- Official film poster
- Directed by: Yoosuf Shafeeu
- Written by: Yoosuf Shafeeu
- Screenplay by: Yoosuf Shafeeu
- Produced by: Yoosuf Shafeeu
- Starring: Mariyam Azza Ali Azim Ahmed Easa Yoosuf Shafeeu
- Cinematography: Ibrahim Moosa
- Edited by: Yoosuf Shafeeu
- Music by: Abdul Basith
- Production company: Eupe Productions
- Release date: 9 April 2019;
- Country: Maldives
- Language: Dhivehi

= Nafrathuvumun =

Nafrathuvumun is a 2019 Maldivian romantic film written and directed by Yoosuf Shafeeu. Produced by Shafeeu under Eupe Productions, the film stars Mariyam Azza, Ali Azim, Ahmed Easa and Yoosuf Shafeeu in pivotal roles. The film was released on 9 April 2019.

==Premise==
Reesha (Mariyam Azza), a wealthy businesswoman goes bankrupt and is strongly determined not to sell her guesthouse, though her husband Lamiu (Ahmed Easa) continuously persuade her to sell the property. Convinced by her friend, Maaniu (Yoosuf Shafeeu), Reesha agrees to rent the guesthouse for a long term to Shamin (Ali Azim). Unintentionally, Reesha grows closer to Shamin and seeks divorce from Lamiu.

== Cast ==
- Yoosuf Shafeeu as Maaniu
- Mariyam Azza as Reesha
- Ali Azim as Shamin
- Ahmed Easa as Lamiu
- Ahmed Saeed as Zameer
- Hussain Nasif as a gang member
- Assam Ahmed as a gang member

==Development==
The project was announced on 5 September 2018 in an event held to celebrate V Media's tenth anniversary. In December 2018, reports revealed that the film will star Mariyam Azza, Ali Azim and Ahmed Easa in the lead roles while Shafeeu will star in a supporting role. Filming took place in B. Dharavandhoo simultaneously with another project, Dhauvath (2019) which was also directed by Shafeeu and starring Azza, Azim and Easa in the main roles.
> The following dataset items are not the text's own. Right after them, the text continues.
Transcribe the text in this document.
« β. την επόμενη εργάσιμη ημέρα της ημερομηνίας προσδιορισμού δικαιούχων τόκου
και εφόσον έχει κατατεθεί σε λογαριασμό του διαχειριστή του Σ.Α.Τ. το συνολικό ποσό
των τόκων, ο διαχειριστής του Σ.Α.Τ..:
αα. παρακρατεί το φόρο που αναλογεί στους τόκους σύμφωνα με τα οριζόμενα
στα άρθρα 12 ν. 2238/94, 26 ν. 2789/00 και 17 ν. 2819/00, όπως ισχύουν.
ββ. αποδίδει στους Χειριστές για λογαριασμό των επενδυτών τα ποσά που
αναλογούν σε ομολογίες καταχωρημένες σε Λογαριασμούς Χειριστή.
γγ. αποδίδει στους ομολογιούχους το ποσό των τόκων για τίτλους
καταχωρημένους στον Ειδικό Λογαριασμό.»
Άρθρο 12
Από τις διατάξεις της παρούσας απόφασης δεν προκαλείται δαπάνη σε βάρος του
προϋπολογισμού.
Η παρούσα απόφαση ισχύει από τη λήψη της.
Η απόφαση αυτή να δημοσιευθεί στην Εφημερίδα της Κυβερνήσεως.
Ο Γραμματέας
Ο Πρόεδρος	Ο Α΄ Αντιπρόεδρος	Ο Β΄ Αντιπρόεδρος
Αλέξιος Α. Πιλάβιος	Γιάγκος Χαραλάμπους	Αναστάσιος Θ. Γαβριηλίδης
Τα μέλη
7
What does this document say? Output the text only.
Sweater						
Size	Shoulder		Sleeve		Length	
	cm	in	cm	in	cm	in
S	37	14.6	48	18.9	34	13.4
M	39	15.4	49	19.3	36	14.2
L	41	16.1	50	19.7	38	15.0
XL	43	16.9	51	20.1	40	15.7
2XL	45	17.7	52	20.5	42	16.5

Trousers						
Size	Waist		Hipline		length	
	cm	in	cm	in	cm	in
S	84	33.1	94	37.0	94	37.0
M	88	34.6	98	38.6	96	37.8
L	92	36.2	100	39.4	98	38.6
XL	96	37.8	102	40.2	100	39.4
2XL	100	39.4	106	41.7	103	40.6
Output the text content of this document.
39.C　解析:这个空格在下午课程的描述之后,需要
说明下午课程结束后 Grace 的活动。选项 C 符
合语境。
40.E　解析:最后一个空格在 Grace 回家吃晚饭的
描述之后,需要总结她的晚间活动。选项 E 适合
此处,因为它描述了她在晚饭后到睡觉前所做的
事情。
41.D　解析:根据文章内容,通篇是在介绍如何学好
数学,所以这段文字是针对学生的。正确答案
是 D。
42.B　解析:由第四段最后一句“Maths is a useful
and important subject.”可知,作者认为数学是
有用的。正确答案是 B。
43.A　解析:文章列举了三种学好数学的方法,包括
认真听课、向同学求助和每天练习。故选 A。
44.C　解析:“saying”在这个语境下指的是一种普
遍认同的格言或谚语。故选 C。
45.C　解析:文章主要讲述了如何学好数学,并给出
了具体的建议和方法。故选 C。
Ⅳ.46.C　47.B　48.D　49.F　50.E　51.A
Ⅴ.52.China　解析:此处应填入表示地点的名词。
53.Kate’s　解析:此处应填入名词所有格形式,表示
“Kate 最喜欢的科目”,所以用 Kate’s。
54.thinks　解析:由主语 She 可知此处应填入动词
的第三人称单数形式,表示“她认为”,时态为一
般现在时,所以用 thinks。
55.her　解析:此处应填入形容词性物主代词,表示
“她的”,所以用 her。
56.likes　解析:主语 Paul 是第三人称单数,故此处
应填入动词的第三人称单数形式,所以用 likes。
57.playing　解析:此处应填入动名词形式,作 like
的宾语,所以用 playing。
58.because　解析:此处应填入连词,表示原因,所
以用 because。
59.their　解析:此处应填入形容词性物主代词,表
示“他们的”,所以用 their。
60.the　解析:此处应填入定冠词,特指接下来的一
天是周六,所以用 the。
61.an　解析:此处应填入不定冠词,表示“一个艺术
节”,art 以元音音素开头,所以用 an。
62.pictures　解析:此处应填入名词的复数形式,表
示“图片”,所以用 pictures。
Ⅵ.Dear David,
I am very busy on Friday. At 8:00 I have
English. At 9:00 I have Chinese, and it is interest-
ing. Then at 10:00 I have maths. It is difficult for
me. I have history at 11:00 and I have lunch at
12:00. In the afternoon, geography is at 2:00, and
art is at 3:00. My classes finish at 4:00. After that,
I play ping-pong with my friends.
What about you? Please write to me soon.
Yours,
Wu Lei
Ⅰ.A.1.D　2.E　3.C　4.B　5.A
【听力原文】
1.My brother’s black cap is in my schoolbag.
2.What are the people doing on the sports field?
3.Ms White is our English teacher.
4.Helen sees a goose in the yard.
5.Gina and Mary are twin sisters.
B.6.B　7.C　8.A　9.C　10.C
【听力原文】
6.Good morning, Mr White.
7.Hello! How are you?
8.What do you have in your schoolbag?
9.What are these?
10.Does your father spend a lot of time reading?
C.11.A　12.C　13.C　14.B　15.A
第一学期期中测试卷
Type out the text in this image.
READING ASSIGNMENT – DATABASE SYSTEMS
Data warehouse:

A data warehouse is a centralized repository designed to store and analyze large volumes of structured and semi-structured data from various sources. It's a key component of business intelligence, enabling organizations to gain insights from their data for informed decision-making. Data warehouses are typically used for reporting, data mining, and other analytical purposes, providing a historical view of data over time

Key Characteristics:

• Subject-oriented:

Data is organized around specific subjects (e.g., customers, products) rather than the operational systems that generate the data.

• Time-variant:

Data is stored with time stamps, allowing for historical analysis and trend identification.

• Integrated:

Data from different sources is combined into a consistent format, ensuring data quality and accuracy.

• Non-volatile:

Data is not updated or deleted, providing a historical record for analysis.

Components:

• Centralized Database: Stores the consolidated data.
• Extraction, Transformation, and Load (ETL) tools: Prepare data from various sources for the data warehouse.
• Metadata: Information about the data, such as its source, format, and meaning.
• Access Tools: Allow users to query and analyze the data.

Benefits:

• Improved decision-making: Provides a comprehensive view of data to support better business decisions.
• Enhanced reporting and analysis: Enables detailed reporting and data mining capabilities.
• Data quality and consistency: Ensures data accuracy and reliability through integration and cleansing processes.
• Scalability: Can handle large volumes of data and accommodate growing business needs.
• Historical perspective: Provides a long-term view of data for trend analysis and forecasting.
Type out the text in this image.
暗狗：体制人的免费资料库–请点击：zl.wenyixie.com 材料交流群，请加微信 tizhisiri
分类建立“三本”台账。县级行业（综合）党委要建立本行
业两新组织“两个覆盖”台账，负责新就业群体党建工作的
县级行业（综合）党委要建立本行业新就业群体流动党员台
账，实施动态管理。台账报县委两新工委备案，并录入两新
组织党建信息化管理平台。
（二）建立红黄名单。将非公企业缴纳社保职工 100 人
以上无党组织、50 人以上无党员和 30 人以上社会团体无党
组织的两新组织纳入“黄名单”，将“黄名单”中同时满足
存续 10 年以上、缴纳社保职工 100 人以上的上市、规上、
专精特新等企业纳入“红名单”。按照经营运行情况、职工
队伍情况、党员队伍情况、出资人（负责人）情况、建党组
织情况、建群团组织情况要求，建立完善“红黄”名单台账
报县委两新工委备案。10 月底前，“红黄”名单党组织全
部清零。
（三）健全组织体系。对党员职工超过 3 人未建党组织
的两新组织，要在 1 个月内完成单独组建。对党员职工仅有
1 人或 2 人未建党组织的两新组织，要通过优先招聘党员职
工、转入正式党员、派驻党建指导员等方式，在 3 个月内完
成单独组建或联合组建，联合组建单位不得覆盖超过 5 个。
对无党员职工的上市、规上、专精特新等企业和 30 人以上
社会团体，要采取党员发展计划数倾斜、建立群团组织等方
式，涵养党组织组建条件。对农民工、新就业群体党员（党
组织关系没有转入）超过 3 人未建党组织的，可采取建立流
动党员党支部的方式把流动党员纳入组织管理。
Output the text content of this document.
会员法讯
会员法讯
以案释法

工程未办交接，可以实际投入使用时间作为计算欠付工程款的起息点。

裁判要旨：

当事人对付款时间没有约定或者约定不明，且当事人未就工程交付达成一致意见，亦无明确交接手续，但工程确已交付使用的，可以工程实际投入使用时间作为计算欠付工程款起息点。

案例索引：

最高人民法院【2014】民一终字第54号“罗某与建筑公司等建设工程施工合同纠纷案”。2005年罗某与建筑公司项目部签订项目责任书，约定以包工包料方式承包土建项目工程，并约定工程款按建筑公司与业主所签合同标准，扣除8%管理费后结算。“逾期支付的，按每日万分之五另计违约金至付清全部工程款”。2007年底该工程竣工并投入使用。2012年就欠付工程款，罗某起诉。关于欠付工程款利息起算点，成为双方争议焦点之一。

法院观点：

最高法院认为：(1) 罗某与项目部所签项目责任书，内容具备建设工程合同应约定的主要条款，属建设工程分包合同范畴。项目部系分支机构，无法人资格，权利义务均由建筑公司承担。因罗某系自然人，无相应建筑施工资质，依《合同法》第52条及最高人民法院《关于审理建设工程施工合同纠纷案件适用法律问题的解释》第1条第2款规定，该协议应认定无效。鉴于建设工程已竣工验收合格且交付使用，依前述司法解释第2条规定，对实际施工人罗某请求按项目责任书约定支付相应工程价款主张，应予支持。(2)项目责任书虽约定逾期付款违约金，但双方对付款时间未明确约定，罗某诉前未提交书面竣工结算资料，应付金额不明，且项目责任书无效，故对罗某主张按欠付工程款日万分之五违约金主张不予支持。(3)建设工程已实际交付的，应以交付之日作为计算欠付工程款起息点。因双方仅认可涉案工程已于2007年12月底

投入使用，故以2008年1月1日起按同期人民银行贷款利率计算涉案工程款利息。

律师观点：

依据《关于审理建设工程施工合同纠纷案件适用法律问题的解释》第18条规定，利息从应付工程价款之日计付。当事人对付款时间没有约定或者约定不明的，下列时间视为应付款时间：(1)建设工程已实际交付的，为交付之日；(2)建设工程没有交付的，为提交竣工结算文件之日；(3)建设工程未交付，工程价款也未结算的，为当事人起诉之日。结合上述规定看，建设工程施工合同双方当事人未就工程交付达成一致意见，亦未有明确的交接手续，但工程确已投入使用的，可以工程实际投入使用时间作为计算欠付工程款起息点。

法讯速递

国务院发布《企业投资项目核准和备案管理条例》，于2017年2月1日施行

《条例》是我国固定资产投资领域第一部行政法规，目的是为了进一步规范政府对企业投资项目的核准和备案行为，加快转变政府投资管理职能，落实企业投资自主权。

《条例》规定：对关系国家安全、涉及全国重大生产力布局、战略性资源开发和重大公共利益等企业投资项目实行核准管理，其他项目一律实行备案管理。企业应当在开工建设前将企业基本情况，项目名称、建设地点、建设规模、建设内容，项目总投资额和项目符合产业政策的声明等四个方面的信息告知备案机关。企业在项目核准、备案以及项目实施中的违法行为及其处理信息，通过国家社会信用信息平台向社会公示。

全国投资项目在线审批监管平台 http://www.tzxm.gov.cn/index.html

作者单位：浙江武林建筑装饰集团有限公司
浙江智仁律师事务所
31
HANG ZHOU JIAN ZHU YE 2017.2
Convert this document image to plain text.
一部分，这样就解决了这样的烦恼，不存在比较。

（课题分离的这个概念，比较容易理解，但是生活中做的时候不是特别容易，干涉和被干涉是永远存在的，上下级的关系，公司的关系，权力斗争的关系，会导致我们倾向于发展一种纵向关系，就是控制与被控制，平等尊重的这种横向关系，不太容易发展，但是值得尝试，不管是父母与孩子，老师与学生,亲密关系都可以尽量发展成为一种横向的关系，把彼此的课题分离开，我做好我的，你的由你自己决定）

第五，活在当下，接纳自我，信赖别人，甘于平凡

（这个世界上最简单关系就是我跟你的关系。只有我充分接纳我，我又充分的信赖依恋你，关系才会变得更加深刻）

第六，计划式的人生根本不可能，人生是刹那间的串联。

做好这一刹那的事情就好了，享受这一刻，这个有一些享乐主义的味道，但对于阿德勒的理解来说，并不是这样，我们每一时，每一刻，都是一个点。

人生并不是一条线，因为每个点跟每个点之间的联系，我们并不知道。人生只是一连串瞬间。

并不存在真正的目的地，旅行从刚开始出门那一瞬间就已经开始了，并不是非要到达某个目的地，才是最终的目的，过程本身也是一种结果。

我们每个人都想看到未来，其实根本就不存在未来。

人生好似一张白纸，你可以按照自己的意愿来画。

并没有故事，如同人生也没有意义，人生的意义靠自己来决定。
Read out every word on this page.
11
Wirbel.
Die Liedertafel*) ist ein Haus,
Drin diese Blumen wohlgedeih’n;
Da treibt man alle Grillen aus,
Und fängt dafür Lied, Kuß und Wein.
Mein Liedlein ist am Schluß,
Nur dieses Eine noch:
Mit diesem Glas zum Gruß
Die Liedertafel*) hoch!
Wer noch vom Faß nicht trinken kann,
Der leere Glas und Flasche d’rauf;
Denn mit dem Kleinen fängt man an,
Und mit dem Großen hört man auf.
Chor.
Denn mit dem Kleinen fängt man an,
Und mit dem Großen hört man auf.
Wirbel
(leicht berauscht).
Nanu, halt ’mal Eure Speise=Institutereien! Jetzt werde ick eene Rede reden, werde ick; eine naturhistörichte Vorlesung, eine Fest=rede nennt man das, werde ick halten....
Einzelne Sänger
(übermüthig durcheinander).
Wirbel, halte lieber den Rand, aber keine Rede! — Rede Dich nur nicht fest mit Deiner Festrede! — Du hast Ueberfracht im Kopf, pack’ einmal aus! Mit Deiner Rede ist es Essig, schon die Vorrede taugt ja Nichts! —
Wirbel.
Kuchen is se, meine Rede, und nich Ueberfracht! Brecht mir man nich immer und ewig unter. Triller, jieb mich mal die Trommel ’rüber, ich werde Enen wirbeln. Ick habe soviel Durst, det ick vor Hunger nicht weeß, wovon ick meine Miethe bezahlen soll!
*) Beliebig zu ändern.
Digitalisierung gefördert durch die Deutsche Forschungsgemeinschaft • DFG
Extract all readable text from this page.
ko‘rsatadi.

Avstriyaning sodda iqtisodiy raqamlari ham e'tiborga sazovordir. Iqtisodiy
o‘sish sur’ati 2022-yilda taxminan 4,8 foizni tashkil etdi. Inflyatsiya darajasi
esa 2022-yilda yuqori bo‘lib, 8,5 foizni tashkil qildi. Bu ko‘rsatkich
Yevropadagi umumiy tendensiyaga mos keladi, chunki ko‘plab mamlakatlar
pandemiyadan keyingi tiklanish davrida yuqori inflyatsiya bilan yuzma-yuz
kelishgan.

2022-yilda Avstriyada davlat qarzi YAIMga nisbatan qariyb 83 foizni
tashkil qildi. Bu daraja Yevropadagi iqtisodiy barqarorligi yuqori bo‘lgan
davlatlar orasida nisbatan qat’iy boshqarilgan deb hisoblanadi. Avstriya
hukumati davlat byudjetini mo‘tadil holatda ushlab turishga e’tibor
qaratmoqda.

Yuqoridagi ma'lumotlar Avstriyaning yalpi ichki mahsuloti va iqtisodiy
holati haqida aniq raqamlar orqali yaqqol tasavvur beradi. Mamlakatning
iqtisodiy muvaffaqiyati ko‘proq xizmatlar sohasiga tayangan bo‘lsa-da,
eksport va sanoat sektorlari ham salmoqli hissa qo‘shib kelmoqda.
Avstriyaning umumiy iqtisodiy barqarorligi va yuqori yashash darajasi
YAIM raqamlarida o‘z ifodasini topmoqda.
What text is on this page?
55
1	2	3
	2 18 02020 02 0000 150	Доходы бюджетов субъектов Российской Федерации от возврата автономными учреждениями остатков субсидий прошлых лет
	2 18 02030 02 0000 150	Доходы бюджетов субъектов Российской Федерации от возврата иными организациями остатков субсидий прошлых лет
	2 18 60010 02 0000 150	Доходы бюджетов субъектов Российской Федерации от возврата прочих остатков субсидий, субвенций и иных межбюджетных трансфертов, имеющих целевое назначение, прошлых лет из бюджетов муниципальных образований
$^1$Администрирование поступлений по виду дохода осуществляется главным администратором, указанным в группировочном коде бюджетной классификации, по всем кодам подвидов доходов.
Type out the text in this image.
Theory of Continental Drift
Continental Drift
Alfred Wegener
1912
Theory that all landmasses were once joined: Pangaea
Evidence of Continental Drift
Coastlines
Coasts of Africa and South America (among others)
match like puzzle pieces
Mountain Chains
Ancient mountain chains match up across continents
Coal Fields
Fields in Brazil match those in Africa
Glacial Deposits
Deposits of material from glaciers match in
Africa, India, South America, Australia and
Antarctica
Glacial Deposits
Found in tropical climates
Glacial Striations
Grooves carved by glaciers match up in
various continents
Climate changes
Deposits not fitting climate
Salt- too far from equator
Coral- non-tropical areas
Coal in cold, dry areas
Filming was completed in late December 2018. The release date of the film was announced to be 9 April 2019.

==Soundtrack==

Track listing
| No. | Title | Lyrics | Music | Singer(s) | Length |
|---|---|---|---|---|---|
| 1. | "Loabi Vaavaru" | Ismail Affan | Hassan Jalaal | Ismail Affan |  |
| 2. | "Saadhaa Mooney Thee" | Easa Shareef | Munaz Zubair | Ahmed Reehan |  |

==Release and response==
The teaser trailer of the film was released on 1 March 2019 while the official trailer was released on 3 April 2019. The film was released on 9 April 2019. The film released mixed to positive reviews from critics. Mariyam Waheedha from Miadhu Daily wrote: "In an event of twists and turns and powerful performances, the film succeeds in grabbing the attention of the audience in its right way ". Ifraz Ali from Dho? chose the film among the best five films released during the year and noted: "The film revolving around love and revenge, the director has chosen a different yet engaging concept, but fails to bring the best from actors".